La vérification a permis de constater que même si l'ASFC avait disposé d'une capacité de ciblage, les développements graduels attendus de l'échange d'information avec les autres ministères, du suivi et de l'évaluation des risques ne s'étaient pas matérialisés. L'échantillonnage des opérations a confirmé que les importations non conformes pourraient avoir fait l'objet de mainlevées à la frontière et que les renseignements sur l'importation de ces marchandises n'avaient pas été obtenus par l'autre ministère concerné.

Étant donné que les contrôles prévus n'avaient pas tous été effectués, il est difficile de déterminer la pertinence de ces contrôles après la mainlevée pour ces secteurs de programme. La direction, en consultation avec les autres ministères, devra évaluer les risques courants et mettre en œuvre un processus de contrôle qui réduit les risques à un niveau acceptable.

Initiative du guichet unique – Orientation future

L'ASFC travaille à établir une interface électronique du guichet unique entre l'ASFC et les autres ministères. Cela pourrait permettre au personnel des autres ministères d'examiner les importations en temps réel avant leur mainlevée. L'Initiative du guichet unique prévoit d'aller au delà des succès actuels, comme l'interface électronique entre l'ASFC et l'Agence canadienne d'inspection des aliments, afin d'élargir les contrôles électroniques à d'autres ministères.

La direction a indiqué que cette initiative pourrait prendre plusieurs années à mettre en place compte tenu de sa complexité, des besoins en ressources, des mises à niveau de système et des modifications législatives éventuelles. Dans le cadre de cette initiative, l'ASFC poursuivra son rôle d'exécution de la loi, étant donné que les importations pourraient ne pas être déclarées ou pourraient être présentées de façon inappropriée pour la mainlevée ou la déclaration en détail sans le permis requis.

Recommandations

3. La vice-présidente de la Direction générale de l'admissibilité, en collaboration avec les directions générales de l'exécution de la loi et des opérations, devrait prévoir des discussions ouvertes avec les autres ministères afin d'examiner la pertinence des contrôles frontaliers pour les marchandises contrôlées/réglementées.

Plan d'action de la direction Date d'achèvement

BPR : Division des partenariats, Direction générale de l'admissibilité

BSR : Directions générales de l'exécution de la loi et des opérations; autres ministères (Santé Canada et Agence de la santé publique du Canada)

La Direction générale de l'admissibilité, en collaboration avec les directions générales de l'exécution de la loi et des opérations, s'engage à faire ce qui suit :

 
  • Mise à part la stratégie générale recommandée à l'option nº 1, le plan, dans ce cas, traitera des autres ministères qui n'ont présentement aucun contrôle frontalier pour leurs marchandises contrôlées ou réglementées. Le but sera de déterminer si des contrôles sont requis et, si oui, si de tels contrôles sont possibles.
Juin 2010
  • Établir le rapport des constatations à la haute direction.
Octobre 2010

4. La vice-présidente de la Direction générale de l'admissibilité devrait consulter les autres ministères aux fins d'examiner la pertinence du système de numérotation du classement canadien relativement à la détection des marchandises contrôlées/réglementées et élaborer un plan pour aborder les problèmes relevés.

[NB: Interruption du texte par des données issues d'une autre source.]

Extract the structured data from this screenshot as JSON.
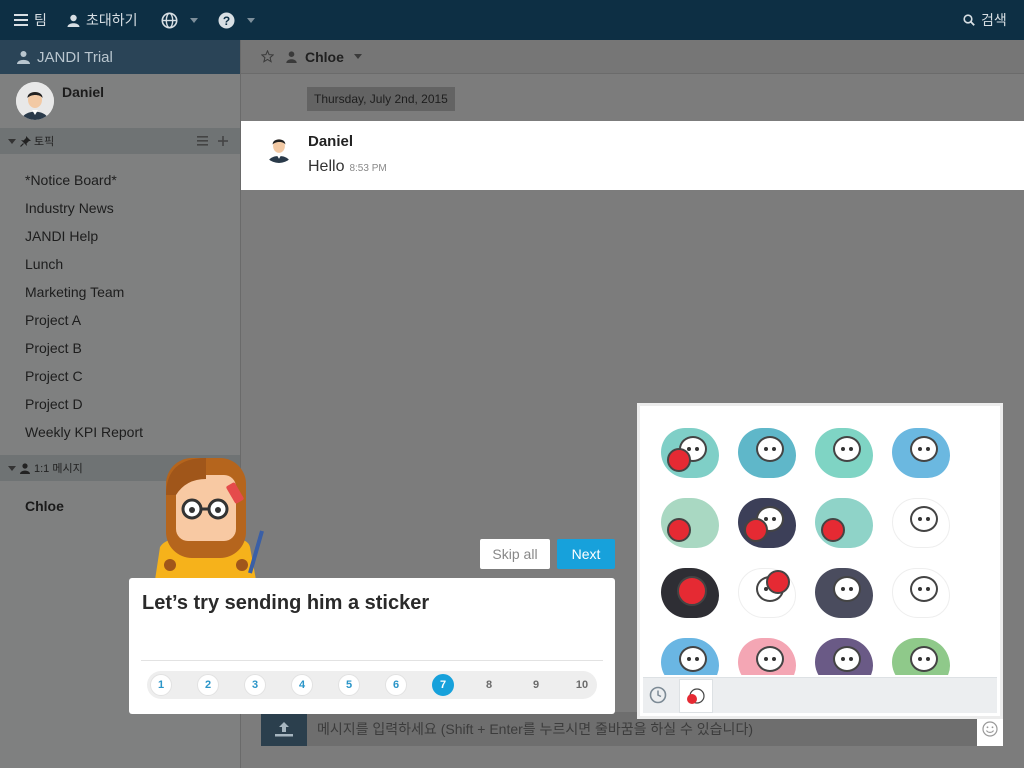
{
  "topbar": {
    "team_label": "팀",
    "invite_label": "초대하기",
    "search_label": "검색"
  },
  "sidebar": {
    "team_name": "JANDI Trial",
    "profile_name": "Daniel",
    "topics_header": "토픽",
    "topics": [
      "*Notice Board*",
      "Industry News",
      "JANDI Help",
      "Lunch",
      "Marketing Team",
      "Project A",
      "Project B",
      "Project C",
      "Project D",
      "Weekly KPI Report"
    ],
    "dm_header": "1:1 메시지",
    "dm_items": [
      "Chloe"
    ]
  },
  "channel": {
    "name": "Chloe",
    "date_divider": "Thursday, July 2nd, 2015",
    "message": {
      "author": "Daniel",
      "text": "Hello",
      "time": "8:53 PM"
    },
    "input_placeholder": "메시지를 입력하세요 (Shift + Enter를 누르시면 줄바꿈을 하실 수 있습니다)"
  },
  "tutorial": {
    "title": "Let’s try sending him a sticker",
    "skip_label": "Skip all",
    "next_label": "Next",
    "steps": [
      "1",
      "2",
      "3",
      "4",
      "5",
      "6",
      "7",
      "8",
      "9",
      "10"
    ],
    "current_step": 7
  },
  "stickers": {
    "colors": [
      "#7fcfc7",
      "#5fb7c9",
      "#7fd4c4",
      "#6bb8e0",
      "#a9d8c2",
      "#3c3f58",
      "#8fd3c8",
      "#ffffff",
      "#2e2e34",
      "#ffffff",
      "#4a4c5e",
      "#ffffff",
      "#6ab6e3",
      "#f4a6b4",
      "#6a5a86",
      "#8fc98a"
    ]
  },
  "colors": {
    "accent": "#17a1db",
    "topbar": "#0d2f44"
  }
}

Plan d'action de la direction Date d'achèvement
BPR : Division des partenariats, Direction générale de l'admissibilité  
BSR : Direction générale de l'innovation, des sciences et de la technologie (DGIST); Équipe de projet de l'Initiative du guichet unique; Division de la politique commerciale, Direction générale de l'admissibilité.  
L'examen a déjà été entamé dans le cadre de l'Initiative du guichet unique de l'ASFC :  
  • Dix ministères participants ont été consultés sur la pertinence de l'utilisation du système de numérotation du classement canadien (code SH) pour identifier les marchandises contrôlées/réglementées.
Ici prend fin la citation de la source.